Saturday, September 14, 2024
Why Professors Can’t Teach
Jonathan Zimmerman (Penn), Why Professors Can’t Teach, Washington Monthly, Sept./Oct. 2024:
In 1949, the graduate dean at the University of Minnesota imagined that he had fallen asleep and woken up in 1984. The first thing he saw was a newspaper. It mentioned none of the “Orwellian horrors” that George Orwell had predicted in his novel. Instead, a banner headline blared “AMERICAN COLLEGE TEACHING REACHES A NEW HIGH,” with all-caps subheads that read “IMPORTANCE OF COLLEGE TEACHING NOW RECOGNIZED BY ALL” and “SKILL OF NEWLY TRAINED COLLEGE TEACHERS IN CLASSROOM AMAZES COMMUNITY.”
These phrases capture the perpetual dream of college-teaching reformers for the past century or more: to make undergraduate instruction into a truly professional enterprise, on par with research. But their reach has always exceeded their grasp. In the 1920s and ’30s, they introduced student evaluations; in the 1950s, seminars and televised lectures; in the 1960s and ’70s, ungraded classes and self-paced modules. Yet teaching remained a lowly endeavor, in status as well as quality: Hired mainly for their publications, many professors were woeful instructors. The problem was already apparent in 1903, when William James—who taught at Harvard for many years, despite never earning a PhD—wrote the most-quoted critique of college teaching: “Will anyone pretend for a moment that a doctor’s degree is a guarantee that its possessor will be a successful teacher?” By mid-century, when the Minnesota dean wrote his missive about 1984, calls to reform undergraduate instruction had already assumed a predictable rhythm. Committees would be formed, statements would be issued, and most professors would continue to teach in the same dull, uninspired manner. In 1957, another university dean wrote that the pattern reminded him of a snow globe he had owned as a child: You shook it up and the flakes scattered, but they soon settled down exactly as before.
So it’s easy to be skeptical about the “Great College Teaching Movement,” the latest effort to improve instruction in higher education. For the past decade, several state university systems have established broad-scale initiatives to recognize—and upgrade—teaching. The leading force in this campaign is the Association of College and University Educators (ACUE), cofounded by a former New York City educational official, Jonathan Gyurko, in 2014. Gyurko holds a PhD—from Columbia University Teachers College—but he’s not a standard-issue academic; instead, he is trying to alter the standards that academics use to judge each other.
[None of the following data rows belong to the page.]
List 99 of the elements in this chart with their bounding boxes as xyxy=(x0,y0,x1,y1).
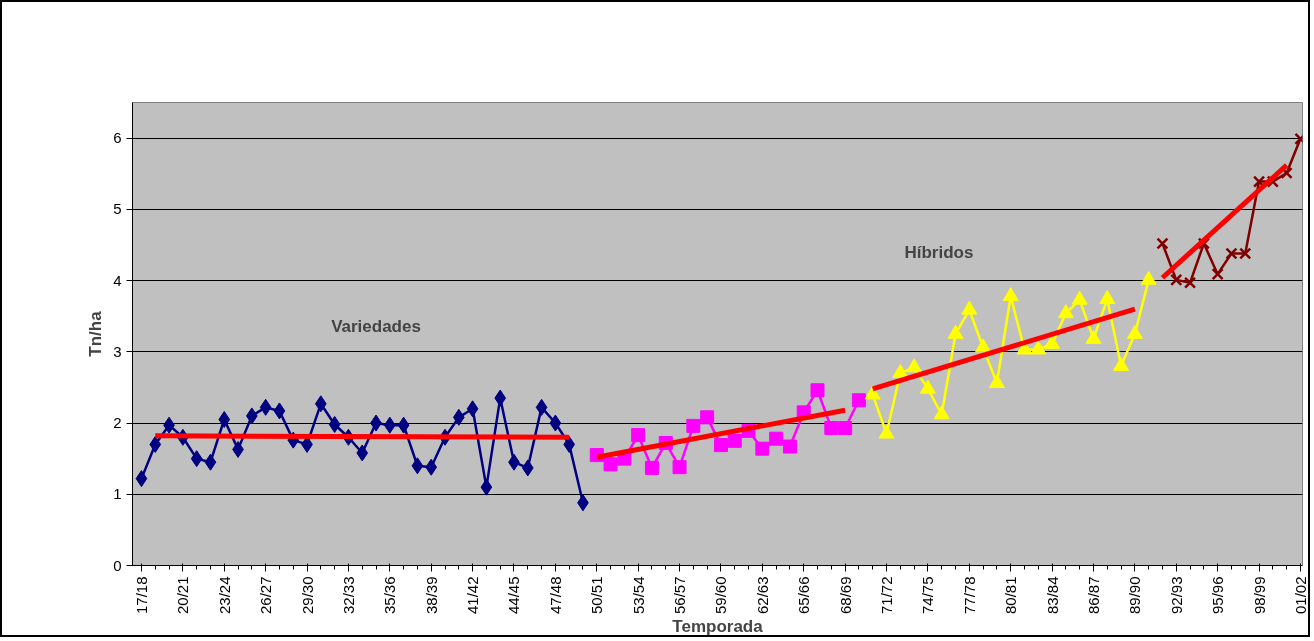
point xyxy=(810,383,825,398)
point xyxy=(975,338,992,353)
x-tick-label: 53/54 xyxy=(629,576,647,615)
point xyxy=(644,460,659,475)
point xyxy=(1156,237,1169,250)
point xyxy=(961,300,978,315)
x-tick-label: 65/66 xyxy=(795,576,813,615)
x-tick-label: 77/78 xyxy=(960,576,978,615)
x-tick-label: 86/87 xyxy=(1084,576,1102,615)
point xyxy=(824,421,839,436)
point xyxy=(1183,276,1197,289)
x-tick-label: 98/99 xyxy=(1250,576,1268,615)
x-tick-label: 50/51 xyxy=(588,576,606,615)
point xyxy=(1211,267,1224,281)
x-tick-label: 41/42 xyxy=(464,576,482,615)
y-tick-label: 1 xyxy=(113,485,122,503)
x-tick-label: 71/72 xyxy=(878,576,896,615)
x-axis-title: Temporada xyxy=(672,617,764,637)
point xyxy=(755,441,770,456)
x-tick-label: 92/93 xyxy=(1167,576,1185,615)
point xyxy=(549,414,562,432)
point xyxy=(383,416,396,434)
point xyxy=(727,433,742,448)
point xyxy=(631,428,646,443)
point xyxy=(425,458,438,476)
y-tick-label: 0 xyxy=(113,556,122,574)
point xyxy=(686,418,701,433)
point xyxy=(466,400,479,418)
x-tick-label: 23/24 xyxy=(215,576,233,615)
point xyxy=(892,364,909,379)
point xyxy=(672,460,687,475)
point xyxy=(259,398,272,416)
x-tick-label: 26/27 xyxy=(257,576,275,615)
y-axis-title: Tn/ha xyxy=(86,310,106,357)
point xyxy=(328,415,341,433)
y-tick-label: 4 xyxy=(113,271,122,289)
point xyxy=(906,358,923,373)
x-tick-label: 01/02 xyxy=(1291,576,1309,615)
point xyxy=(1030,340,1047,355)
point xyxy=(563,435,576,453)
y-tick-label: 3 xyxy=(113,342,122,360)
point xyxy=(878,424,895,439)
x-tick-label: 62/63 xyxy=(753,576,771,615)
point xyxy=(135,470,148,488)
point xyxy=(411,457,424,475)
y-tick-label: 2 xyxy=(113,414,122,432)
y-tick-label: 5 xyxy=(113,200,122,218)
point xyxy=(947,324,964,339)
point xyxy=(1071,290,1088,305)
point xyxy=(851,393,866,408)
x-tick-label: 20/21 xyxy=(174,576,192,615)
point xyxy=(480,478,493,496)
point xyxy=(535,398,548,416)
x-tick-label: 89/90 xyxy=(1126,576,1144,615)
point xyxy=(1099,289,1116,304)
annotation: Híbridos xyxy=(904,242,974,262)
point xyxy=(204,453,217,471)
point xyxy=(1170,273,1183,287)
x-tick-label: 83/84 xyxy=(1043,576,1061,615)
point xyxy=(190,450,203,468)
point xyxy=(452,408,465,426)
x-tick-label: 29/30 xyxy=(298,576,316,615)
x-tick-label: 47/48 xyxy=(546,576,564,615)
point xyxy=(838,421,853,436)
point xyxy=(700,410,715,425)
annotation: Variedades xyxy=(331,317,421,337)
point xyxy=(769,431,784,446)
point xyxy=(1113,356,1130,371)
point xyxy=(149,435,162,453)
point xyxy=(494,389,507,407)
point xyxy=(356,444,369,462)
x-tick-label: 95/96 xyxy=(1209,576,1227,615)
x-tick-label: 38/39 xyxy=(422,576,440,615)
point xyxy=(1002,287,1019,302)
point xyxy=(1085,329,1102,344)
x-tick-label: 32/33 xyxy=(339,576,357,615)
point xyxy=(603,457,618,472)
point xyxy=(397,416,410,434)
point xyxy=(933,405,950,420)
x-tick-label: 56/57 xyxy=(671,576,689,615)
x-tick-label: 59/60 xyxy=(712,576,730,615)
point xyxy=(1044,334,1061,349)
x-tick-label: 35/36 xyxy=(381,576,399,615)
point xyxy=(218,410,231,428)
x-tick-label: 17/18 xyxy=(132,576,150,615)
point xyxy=(919,379,936,394)
point xyxy=(864,385,881,400)
point xyxy=(521,459,534,477)
point xyxy=(1140,270,1157,285)
point xyxy=(1126,324,1143,339)
x-tick-label: 44/45 xyxy=(505,576,523,615)
point xyxy=(273,402,286,420)
point xyxy=(713,438,728,453)
point xyxy=(782,439,797,454)
point xyxy=(1057,304,1074,319)
x-tick-label: 80/81 xyxy=(1002,576,1020,615)
x-tick-label: 68/69 xyxy=(836,576,854,615)
x-tick-label: 74/75 xyxy=(919,576,937,615)
y-tick-label: 6 xyxy=(113,129,122,147)
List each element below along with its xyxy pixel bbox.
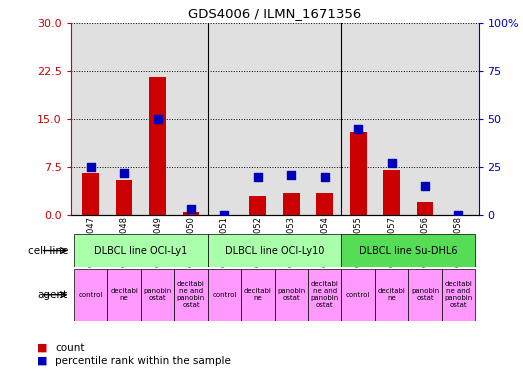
Point: [454, 212, 463, 218]
Text: DLBCL line OCI-Ly10: DLBCL line OCI-Ly10: [225, 245, 324, 256]
Bar: [208, 269, 241, 321]
Text: decitabi
ne and
panobin
ostat: decitabi ne and panobin ostat: [311, 281, 339, 308]
Bar: [82, 174, 99, 215]
Text: DLBCL line Su-DHL6: DLBCL line Su-DHL6: [359, 245, 458, 256]
Bar: [316, 193, 333, 215]
Text: DLBCL line OCI-Ly1: DLBCL line OCI-Ly1: [94, 245, 187, 256]
Text: decitabi
ne and
panobin
ostat: decitabi ne and panobin ostat: [445, 281, 473, 308]
Bar: [275, 269, 308, 321]
Bar: [383, 170, 400, 215]
Bar: [241, 269, 275, 321]
Bar: [116, 180, 132, 215]
Bar: [141, 269, 174, 321]
Bar: [183, 212, 199, 215]
Bar: [107, 269, 141, 321]
Bar: [74, 269, 107, 321]
Text: decitabi
ne and
panobin
ostat: decitabi ne and panobin ostat: [177, 281, 205, 308]
Text: count: count: [55, 343, 84, 353]
Text: percentile rank within the sample: percentile rank within the sample: [55, 356, 231, 366]
Text: control: control: [346, 292, 370, 298]
Bar: [350, 132, 367, 215]
Text: ■: ■: [37, 343, 47, 353]
Bar: [283, 193, 300, 215]
Point: [220, 212, 229, 218]
Bar: [74, 234, 208, 267]
Text: panobin
ostat: panobin ostat: [277, 288, 305, 301]
Text: panobin
ostat: panobin ostat: [143, 288, 172, 301]
Bar: [208, 234, 342, 267]
Bar: [417, 202, 434, 215]
Text: control: control: [78, 292, 103, 298]
Text: decitabi
ne: decitabi ne: [244, 288, 272, 301]
Bar: [342, 234, 475, 267]
Bar: [408, 269, 442, 321]
Point: [354, 126, 362, 132]
Bar: [442, 269, 475, 321]
Bar: [249, 196, 266, 215]
Bar: [375, 269, 408, 321]
Text: control: control: [212, 292, 236, 298]
Text: cell line: cell line: [28, 245, 68, 256]
Bar: [308, 269, 342, 321]
Point: [254, 174, 262, 180]
Point: [187, 206, 195, 212]
Text: panobin
ostat: panobin ostat: [411, 288, 439, 301]
Text: decitabi
ne: decitabi ne: [378, 288, 405, 301]
Point: [321, 174, 329, 180]
Text: agent: agent: [38, 290, 68, 300]
Text: ■: ■: [37, 356, 47, 366]
Point: [287, 172, 295, 178]
Text: decitabi
ne: decitabi ne: [110, 288, 138, 301]
Bar: [174, 269, 208, 321]
Point: [388, 160, 396, 166]
Point: [153, 116, 162, 122]
Bar: [342, 269, 375, 321]
Bar: [149, 78, 166, 215]
Title: GDS4006 / ILMN_1671356: GDS4006 / ILMN_1671356: [188, 7, 361, 20]
Point: [86, 164, 95, 170]
Point: [421, 183, 429, 189]
Point: [120, 170, 128, 176]
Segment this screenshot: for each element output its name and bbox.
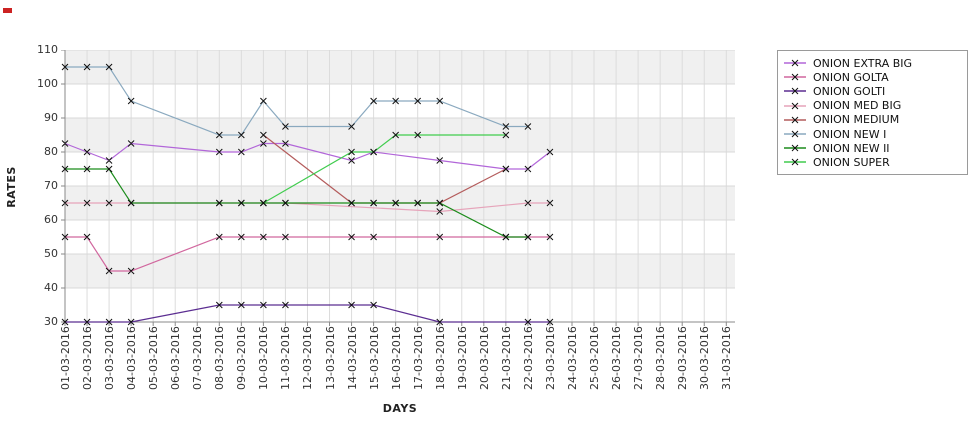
x-tick-label: 17-03-2016 — [411, 326, 425, 390]
legend-swatch-line-icon — [784, 88, 806, 95]
legend-swatch-line-icon — [784, 59, 806, 67]
legend-swatch-line-icon — [784, 130, 806, 138]
legend-label: ONION GOLTI — [813, 84, 886, 98]
x-tick-label: 09-03-2016 — [235, 326, 249, 390]
legend-label: ONION GOLTA — [813, 70, 889, 84]
x-tick-label: 01-03-2016 — [59, 326, 72, 390]
x-tick-label: 08-03-2016 — [213, 326, 227, 390]
plot-band — [65, 50, 735, 84]
legend-item: ONION MED BIG — [784, 99, 967, 113]
y-tick-label: 70 — [44, 179, 58, 192]
plot-band — [65, 152, 735, 186]
legend-swatch-line-icon — [784, 73, 806, 81]
legend-label: ONION NEW II — [813, 141, 890, 155]
x-tick-label: 24-03-2016 — [565, 326, 579, 390]
x-tick-label: 20-03-2016 — [477, 326, 491, 390]
plot-band — [65, 288, 735, 322]
legend: ONION EXTRA BIG ONION GOLTA ONION GOLTI ONI… — [777, 50, 968, 175]
series-line — [263, 134, 506, 204]
x-tick-label: 18-03-2016 — [433, 326, 447, 390]
x-tick-label: 19-03-2016 — [455, 326, 469, 390]
x-tick-label: 13-03-2016 — [323, 326, 337, 390]
y-tick-label: 60 — [44, 213, 58, 226]
y-tick-label: 30 — [44, 315, 58, 328]
legend-label: ONION NEW I — [813, 127, 887, 141]
x-tick-label: 05-03-2016 — [147, 326, 161, 390]
x-tick-label: 31-03-2016 — [720, 326, 734, 390]
legend-item: ONION GOLTI — [784, 84, 967, 98]
x-tick-label: 29-03-2016 — [676, 326, 690, 390]
legend-swatch-line-icon — [784, 116, 806, 124]
legend-label: ONION EXTRA BIG — [813, 56, 913, 70]
series-line — [65, 236, 550, 272]
x-tick-label: 14-03-2016 — [345, 326, 359, 390]
plot-area — [61, 49, 739, 334]
legend-swatch-line-icon — [784, 144, 806, 152]
legend-item: ONION NEW II — [784, 141, 967, 155]
legend-label: ONION SUPER — [813, 155, 890, 169]
series-markers — [61, 301, 554, 326]
x-tick-label: 15-03-2016 — [367, 326, 381, 390]
x-tick-label: 28-03-2016 — [654, 326, 668, 390]
x-tick-label: 23-03-2016 — [543, 326, 557, 390]
x-tick-label: 26-03-2016 — [610, 326, 624, 390]
x-tick-label: 02-03-2016 — [81, 326, 95, 390]
y-tick-label: 80 — [44, 145, 58, 158]
y-tick-label: 100 — [37, 77, 58, 90]
legend-item: ONION NEW I — [784, 127, 967, 141]
x-tick-label: 10-03-2016 — [257, 326, 271, 390]
series-markers — [260, 131, 510, 207]
plot-band — [65, 254, 735, 288]
x-tick-label: 30-03-2016 — [698, 326, 712, 390]
y-tick-label: 50 — [44, 247, 58, 260]
legend-item: ONION GOLTA — [784, 70, 967, 84]
x-tick-label: 06-03-2016 — [169, 326, 183, 390]
red-corner-mark — [3, 8, 12, 13]
x-tick-label: 12-03-2016 — [301, 326, 315, 390]
x-axis-title: DAYS — [382, 402, 418, 415]
x-tick-label: 21-03-2016 — [499, 326, 513, 390]
y-tick-label: 110 — [37, 43, 58, 56]
x-tick-label: 03-03-2016 — [103, 326, 117, 390]
line-chart-canvas — [61, 49, 735, 326]
x-tick-label: 07-03-2016 — [191, 326, 205, 390]
x-tick-label: 16-03-2016 — [389, 326, 403, 390]
legend-swatch-line-icon — [784, 159, 806, 166]
series-markers — [61, 63, 532, 139]
legend-item: ONION EXTRA BIG — [784, 56, 967, 70]
legend-label: ONION MED BIG — [813, 99, 902, 113]
y-tick-label: 90 — [44, 111, 58, 124]
x-tick-label: 11-03-2016 — [279, 326, 293, 390]
x-tick-label: 04-03-2016 — [125, 326, 139, 390]
x-tick-label: 25-03-2016 — [588, 326, 602, 390]
legend-item: ONION MEDIUM — [784, 113, 967, 127]
x-tick-label: 27-03-2016 — [632, 326, 646, 390]
legend-label: ONION MEDIUM — [813, 113, 900, 127]
x-tick-label: 22-03-2016 — [521, 326, 535, 390]
y-axis-title: RATES — [5, 166, 18, 208]
legend-item: ONION SUPER — [784, 155, 967, 169]
legend-swatch-line-icon — [784, 102, 806, 110]
y-tick-label: 40 — [44, 281, 58, 294]
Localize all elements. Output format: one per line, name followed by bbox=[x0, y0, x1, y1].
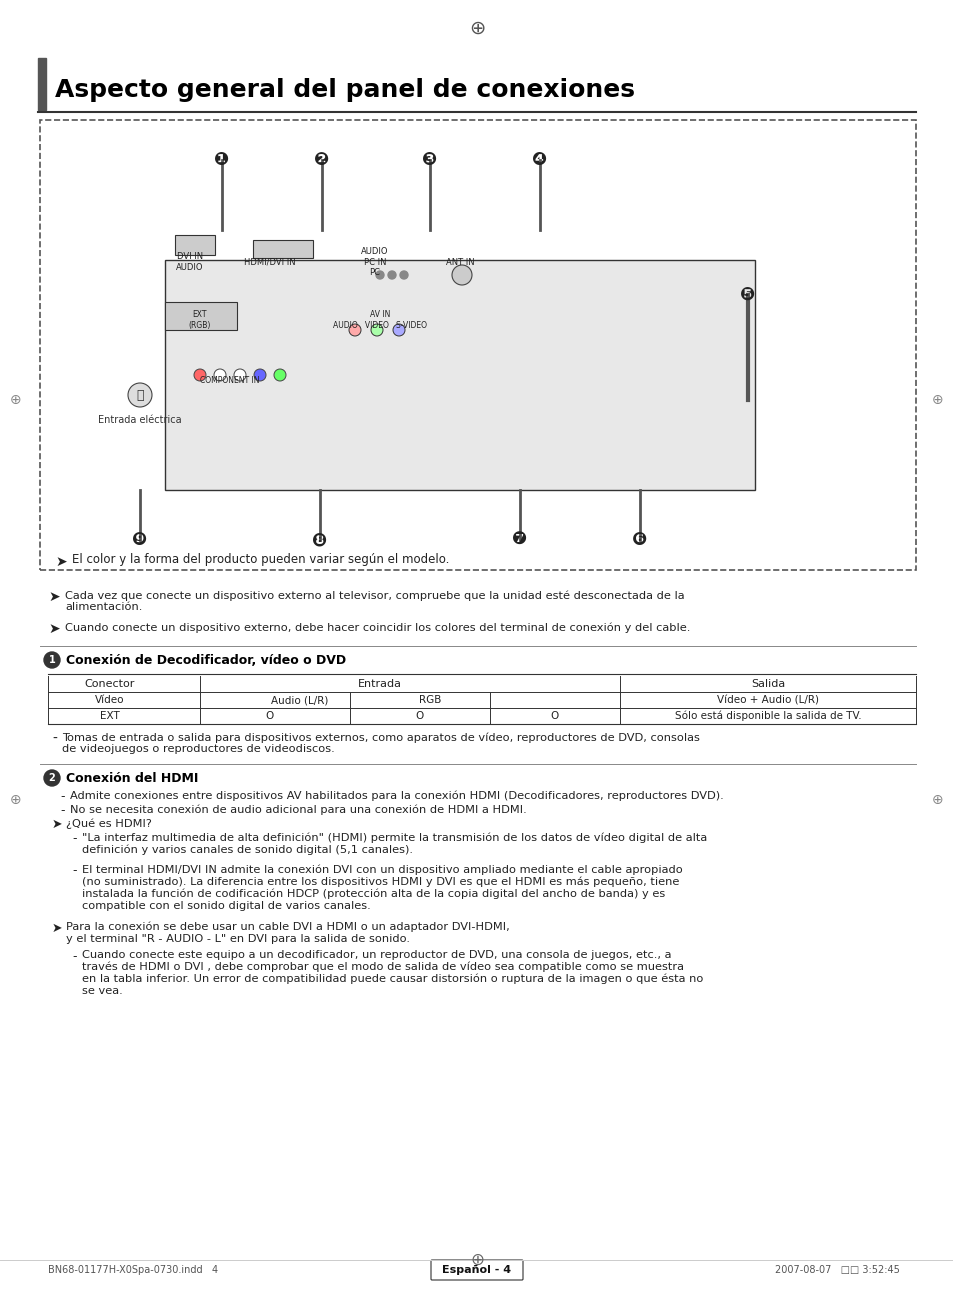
Text: ‐: ‐ bbox=[71, 864, 76, 877]
Text: No se necesita conexión de audio adicional para una conexión de HDMI a HDMI.: No se necesita conexión de audio adicion… bbox=[70, 804, 526, 814]
Text: ➤: ➤ bbox=[55, 556, 67, 569]
Circle shape bbox=[452, 265, 472, 285]
Text: Conexión del HDMI: Conexión del HDMI bbox=[66, 771, 198, 785]
Text: Vídeo + Audio (L/R): Vídeo + Audio (L/R) bbox=[717, 695, 818, 705]
Text: Entrada: Entrada bbox=[357, 679, 401, 690]
Text: O: O bbox=[416, 712, 424, 721]
Bar bbox=[165, 260, 754, 490]
Text: ‐: ‐ bbox=[60, 790, 65, 803]
Bar bbox=[165, 302, 236, 330]
Text: Tomas de entrada o salida para dispositivos externos, como aparatos de vídeo, re: Tomas de entrada o salida para dispositi… bbox=[62, 732, 700, 755]
Text: ⊕: ⊕ bbox=[931, 794, 943, 807]
Text: ➤: ➤ bbox=[52, 922, 63, 935]
Text: ➤: ➤ bbox=[52, 818, 63, 831]
Text: ‐: ‐ bbox=[60, 804, 65, 817]
Text: ⊕: ⊕ bbox=[10, 393, 22, 407]
Text: Admite conexiones entre dispositivos AV habilitados para la conexión HDMI (Decod: Admite conexiones entre dispositivos AV … bbox=[70, 790, 723, 800]
Text: ¿Qué es HDMI?: ¿Qué es HDMI? bbox=[66, 818, 152, 829]
Circle shape bbox=[274, 369, 286, 381]
Text: O: O bbox=[266, 712, 274, 721]
Text: EXT: EXT bbox=[100, 712, 120, 721]
Bar bbox=[174, 235, 214, 255]
Text: Conexión de Decodificador, vídeo o DVD: Conexión de Decodificador, vídeo o DVD bbox=[66, 654, 346, 667]
Circle shape bbox=[44, 652, 60, 667]
Circle shape bbox=[371, 324, 382, 336]
Text: ❶: ❶ bbox=[214, 151, 230, 169]
Text: Cuando conecte este equipo a un decodificador, un reproductor de DVD, una consol: Cuando conecte este equipo a un decodifi… bbox=[82, 950, 702, 997]
Text: 1: 1 bbox=[49, 654, 55, 665]
Text: ANT IN: ANT IN bbox=[445, 258, 474, 267]
Text: ❻: ❻ bbox=[632, 531, 647, 549]
Circle shape bbox=[193, 369, 206, 381]
Text: ❷: ❷ bbox=[314, 151, 330, 169]
Text: Español - 4: Español - 4 bbox=[442, 1265, 511, 1275]
Circle shape bbox=[213, 369, 226, 381]
Text: ❸: ❸ bbox=[422, 151, 437, 169]
Circle shape bbox=[128, 382, 152, 407]
Text: O: O bbox=[550, 712, 558, 721]
Text: ➤: ➤ bbox=[48, 622, 60, 636]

Prior efforts to reform college teaching relied almost entirely on moral suasion: If you prick people’s conscience, the theory went, they will change. But nothing will really change, Gyurko says, until faculty have a clear incentive to get better. So ACUE has designed an online training course, which has been completed by 26,000 professors on 450 campuses. Some of them have received stipends; others are awarded new titles, like “distinguished teaching scholar.” Most importantly, perhaps, research has already demonstrated that students who take courses from an ACUE-accredited professor are more likely to complete them. So universities also have a clear financial reason to invest in teaching, which wasn’t as apparent in prior eras. Gyurko acknowledges the long history of failed reforms in this realm, of course. But “this time,” he insists, “it’s different.”
I hope he’s right. Yet it’s hard to imagine a real revolution in college teaching unless the big players get behind it, from the outlets that rank colleges to the governments that fund them. ... [T]he college classroom remains a black box, which almost nobody in power wants to open. Maybe they’re afraid of what they might find inside. ...
The overall reputation of higher education in the United States is at a new low, as a Gallup survey confirmed last year. And it has plummeted among every constituency: young and old, Democrat and Republican, white and nonwhite. Colleges “rely on public confidence to maintain their viability,” a Gallup researcher said, discussing the survey. “If you have a society of people who say, ‘I’m not confident in higher education for a variety of reasons,’ it would follow that folks would stop engaging with that institution and enrolling and paying tuition dollars to those universities.” Message to faculty, and to the leaders who manage them: If you want to hold on to students—and to their tuition checks—teach them better. The job you save might be your own. ...
We can improve college teaching if we, as a nation, decide it’s worth improving. We won’t achieve the kind of revolution envisioned in 1949 by the Minnesota dean who wanted the importance of college teaching to be “RECOGNIZED BY ALL.” But we will surely get better, and that will be good enough.